Important
This code must not be used for production use as is. This sample is developed only to educate the users in using some of the features of the AWS in developing Serverless ETL for Redshift
Beginners - Serverless ETL for Amazon Redshift
Overview
This blog post is the first (Beginners Level) postof Serverless ETL for Amazon Redshift series.
- Beginners - Serverless ETL for Amazon Redshift
- Intermediate - Serverless ETL for Amazon Redshift
- Advance - Serverless ETL for Amazon Redshift (Coming Soon)
This blog post is to help Data Warehousing professionals who are starting learning AWS Services and intrested in basic serverless architecture for ETL/ELT process.
This post is to show very basic level (100 level) of automation without ETL metadata management and tracking etc.

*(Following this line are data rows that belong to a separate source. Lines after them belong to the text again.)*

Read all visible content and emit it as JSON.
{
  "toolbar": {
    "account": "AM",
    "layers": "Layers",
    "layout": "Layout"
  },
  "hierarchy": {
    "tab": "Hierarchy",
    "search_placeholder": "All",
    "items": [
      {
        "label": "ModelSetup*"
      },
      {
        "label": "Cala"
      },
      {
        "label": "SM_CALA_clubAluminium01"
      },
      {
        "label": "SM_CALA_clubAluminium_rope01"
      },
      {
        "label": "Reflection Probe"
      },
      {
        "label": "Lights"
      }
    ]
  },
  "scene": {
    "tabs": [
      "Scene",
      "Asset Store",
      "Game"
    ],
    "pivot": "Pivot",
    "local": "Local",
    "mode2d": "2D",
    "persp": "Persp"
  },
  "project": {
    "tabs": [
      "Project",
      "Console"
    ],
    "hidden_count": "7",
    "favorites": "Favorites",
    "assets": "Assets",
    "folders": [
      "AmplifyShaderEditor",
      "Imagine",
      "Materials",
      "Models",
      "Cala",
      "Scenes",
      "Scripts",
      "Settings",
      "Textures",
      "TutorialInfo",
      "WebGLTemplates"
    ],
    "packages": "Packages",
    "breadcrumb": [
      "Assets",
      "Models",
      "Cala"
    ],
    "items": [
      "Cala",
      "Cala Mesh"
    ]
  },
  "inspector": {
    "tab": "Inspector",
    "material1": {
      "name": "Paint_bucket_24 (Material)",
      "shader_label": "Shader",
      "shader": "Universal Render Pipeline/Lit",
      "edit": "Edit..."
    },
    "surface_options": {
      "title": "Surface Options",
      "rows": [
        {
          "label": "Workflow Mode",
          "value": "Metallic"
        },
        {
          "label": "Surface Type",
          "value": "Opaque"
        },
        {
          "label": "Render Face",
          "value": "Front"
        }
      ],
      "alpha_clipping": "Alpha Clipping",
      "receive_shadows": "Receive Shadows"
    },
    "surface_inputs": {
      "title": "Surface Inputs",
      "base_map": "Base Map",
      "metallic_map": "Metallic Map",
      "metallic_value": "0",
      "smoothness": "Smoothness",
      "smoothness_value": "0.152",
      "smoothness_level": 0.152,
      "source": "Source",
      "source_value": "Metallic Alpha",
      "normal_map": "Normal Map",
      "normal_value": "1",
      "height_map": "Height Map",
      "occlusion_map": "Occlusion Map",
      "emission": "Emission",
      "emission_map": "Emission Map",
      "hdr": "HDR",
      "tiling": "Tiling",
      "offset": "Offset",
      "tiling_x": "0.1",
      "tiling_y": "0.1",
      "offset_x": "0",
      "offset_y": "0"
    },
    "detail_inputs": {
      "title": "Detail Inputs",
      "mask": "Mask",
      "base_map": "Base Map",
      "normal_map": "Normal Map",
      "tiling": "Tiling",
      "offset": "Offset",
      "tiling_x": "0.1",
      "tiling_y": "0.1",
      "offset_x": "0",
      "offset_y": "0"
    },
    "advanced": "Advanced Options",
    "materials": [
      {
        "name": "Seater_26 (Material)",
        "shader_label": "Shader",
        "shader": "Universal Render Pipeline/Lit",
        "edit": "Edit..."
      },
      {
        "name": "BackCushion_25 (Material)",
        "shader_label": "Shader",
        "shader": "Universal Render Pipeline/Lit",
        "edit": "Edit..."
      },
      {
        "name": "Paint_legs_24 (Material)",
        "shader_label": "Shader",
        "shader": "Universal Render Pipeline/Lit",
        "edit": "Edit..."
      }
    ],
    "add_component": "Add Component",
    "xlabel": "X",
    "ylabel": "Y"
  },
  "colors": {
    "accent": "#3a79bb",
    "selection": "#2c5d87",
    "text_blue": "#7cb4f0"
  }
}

Our next post (Intermediate and Advance) will have details and best practices around Serverless ETL/ELT architecture and step and step guid along with code samples.
Services Used
Architecture
Assumptions and Basic Setup
Following are assumption and Basic Setup
- Amazon Redshift cluster is already setup (see Launch a Sample Amazon Redshift Cluster)
- S3 Structure setup is
BucketName -> Redshift Schema Name -> Table Name -> Data File(s)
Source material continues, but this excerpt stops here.